The microphone setup is pretty simple, consisting mainly of beyerdynamic M 88s and a series of Radial DIs for the keyboards and acoustic guitars.

“We use Shure Beta 58s on vocals, Neumann KM 184s on overheads, and then Shure 57s on snare top and bottom,” Franscoviak says. “We have some Royers on the Leslie, and a 421 on the bottom of the Leslie. We have a Subkick. Attention Yamaha: build an attractive Subkick, ’cause I like using it but I hate looking at it. It’s literally M 88s on bass drum, tom toms, guitar amplifiers, the horn players when we have them. John is just using a Beta 58 for vocals. We also have a beyer M 160 on the percussion for the background singers. We’ve tried every microphone, and there’s always something we like about it and something we dislike about it. I am a huge believer that if something works well, I am not a big experimenter. I really like keeping things simple and consistent.”

For this tour, the crew is using a Clair i-5 system with 12 i-5s a side, eight BT-218 subs flown and four more per side on the ground, and then six FF-2s for front fills. For bigger venues, they can also add six more i-5s a side for side hangs. Initial tuning of the system is done by Scott Frey.

“Chad and I aren’t heavy with SMAART,” Frey says. “We just use it as an analyzer for RTA. There are a couple of songs we use, and pink noise, to get the system as balanced as possible.

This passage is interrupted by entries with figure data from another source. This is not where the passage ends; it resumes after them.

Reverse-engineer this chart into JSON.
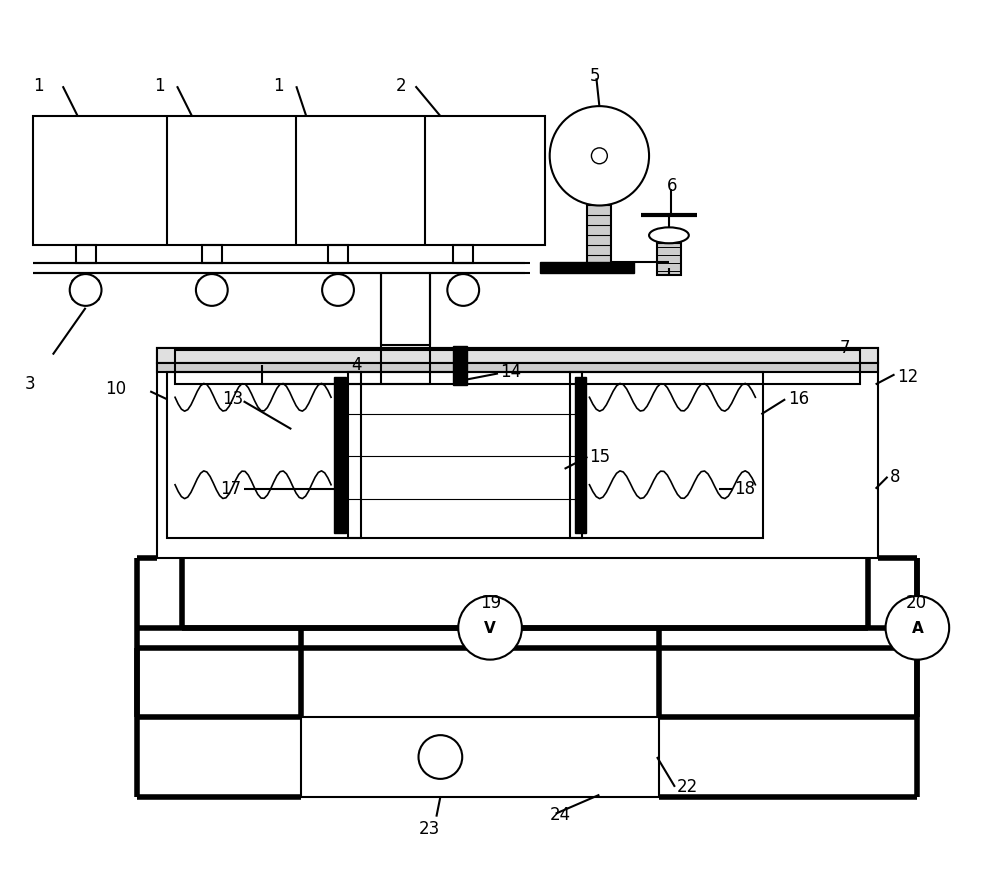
{
  "bg": "#ffffff",
  "lc": "#000000",
  "lw": 1.5,
  "tlw": 4.0,
  "fw": 10.0,
  "fh": 8.87
}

We also when needed can flatten out the top speakers to better hit the lawn in sheds, as well as the high seats.”

After Frey has done the main tuning, Franscoviak will fine-tune it, usually by playing a recording from the previous night’s show.

“I like to come in after he has done an initial tune on the system,” Franscoviak says. “If I spend too long on it, I don’t want to go down a wormhole. I want to walk in with him feeling like he’s in a good spot, and then I can say, ‘I think you are really close; here is what I hear.’ I’ll play a song from the previous night’s show. It’s immediately familiar, and I know what it should sound like. If I want to touch up mixes, I’ll listen on near-fields, but when I go to the system, I’ll know how it should sound in relation to how it sounds on my near fields, and then I can make any changes and see how the room is reacting. It’s another upside of the VENUE system; it’s so easy to do all of those things. I can make any adjustments I want and then apply it to my mix right then.”